Grappa, from the Latin word 'grappapolis', meaning a bunch of grapes, is produced throughout Italy and is a spirit derived from the distillation of pomace, the left-over remains of grapes where the juice has already been used for the production of wine. The pomace comprises of the skins, seeds, stems and grape-pulp which still has enough sugar left to be able to ferment.
The production of Grappa helped a winemaker add a further income stream to their business and, by comparison to other spirits, was cheaper versus other available spirits, however that has changed over the years, where today we see many quality grappa producers specialising in their field, having honed their production methods, and greatly improved the quality of the pomace by removing the stems and stalks after initial fermentation.

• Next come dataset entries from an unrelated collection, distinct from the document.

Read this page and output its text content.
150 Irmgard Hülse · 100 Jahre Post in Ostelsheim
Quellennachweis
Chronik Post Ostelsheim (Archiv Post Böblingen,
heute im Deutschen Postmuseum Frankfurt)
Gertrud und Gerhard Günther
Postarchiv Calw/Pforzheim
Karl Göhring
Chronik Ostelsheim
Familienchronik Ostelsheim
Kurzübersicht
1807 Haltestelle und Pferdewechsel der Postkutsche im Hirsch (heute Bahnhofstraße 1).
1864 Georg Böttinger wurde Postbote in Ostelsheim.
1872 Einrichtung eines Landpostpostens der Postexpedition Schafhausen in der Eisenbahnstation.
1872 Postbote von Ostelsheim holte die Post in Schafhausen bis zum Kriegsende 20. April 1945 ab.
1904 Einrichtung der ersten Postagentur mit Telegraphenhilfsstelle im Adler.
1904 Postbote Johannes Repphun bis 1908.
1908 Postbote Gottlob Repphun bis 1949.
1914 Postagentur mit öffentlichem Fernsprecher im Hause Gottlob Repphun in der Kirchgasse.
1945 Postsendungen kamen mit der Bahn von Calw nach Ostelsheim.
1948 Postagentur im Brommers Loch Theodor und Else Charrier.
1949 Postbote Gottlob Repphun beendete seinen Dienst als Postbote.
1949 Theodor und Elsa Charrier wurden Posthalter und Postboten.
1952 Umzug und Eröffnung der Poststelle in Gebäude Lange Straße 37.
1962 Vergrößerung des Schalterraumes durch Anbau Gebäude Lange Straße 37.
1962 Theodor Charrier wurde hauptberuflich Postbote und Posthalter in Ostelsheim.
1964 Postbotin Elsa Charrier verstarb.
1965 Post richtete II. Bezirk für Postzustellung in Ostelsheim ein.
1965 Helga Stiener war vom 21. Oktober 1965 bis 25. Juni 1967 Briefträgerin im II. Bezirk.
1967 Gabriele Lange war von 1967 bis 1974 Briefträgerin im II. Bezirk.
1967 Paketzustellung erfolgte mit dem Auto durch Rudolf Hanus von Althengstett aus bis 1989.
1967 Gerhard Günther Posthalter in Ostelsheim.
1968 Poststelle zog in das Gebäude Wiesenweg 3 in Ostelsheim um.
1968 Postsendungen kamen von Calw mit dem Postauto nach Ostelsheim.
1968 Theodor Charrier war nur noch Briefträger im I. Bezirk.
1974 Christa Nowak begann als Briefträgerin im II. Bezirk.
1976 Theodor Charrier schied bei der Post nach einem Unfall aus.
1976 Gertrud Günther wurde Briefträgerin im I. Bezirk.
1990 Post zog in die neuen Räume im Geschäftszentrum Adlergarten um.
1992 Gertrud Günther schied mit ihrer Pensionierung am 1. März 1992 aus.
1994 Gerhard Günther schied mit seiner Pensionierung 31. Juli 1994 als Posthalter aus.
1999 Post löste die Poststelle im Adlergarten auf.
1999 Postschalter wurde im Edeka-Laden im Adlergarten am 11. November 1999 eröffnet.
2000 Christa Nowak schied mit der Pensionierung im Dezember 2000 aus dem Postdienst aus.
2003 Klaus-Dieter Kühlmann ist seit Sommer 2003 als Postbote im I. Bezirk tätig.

Italy's oldest grappa distillery was established by the Nardini family and produces some of the finest grappas in the world today, and who were the first to build a still which did not use a direct flame, but rather by steam distillation in a 'discontinuous' cycle still, thereby improving controls over both temperature and quality, before introducing the altogether better method of double distillation for greater purity, thereby putting grappa on the map as competitor to whisky and Cognac.
Grappa labelled as di Vitigno means the pomace is from a variety of different grapes. Conversely, Grappa Monovitigno classifies the product as being derived from a single grape variety.
Grappa may be both un-aged and aged, and must be produced in any on of the eight recognised geographical regions and bottled at a minimum of 37.5% alcohol by volume. Styles of grappa are primarily based on their age and whether or not they are made from an aromatic grape type such as moscato, described as 'aromotica' on the bottle's label.
In France, they use pomace from their grapes to produce Marc (pomace brandy), in the same way as the Italians produce grappa.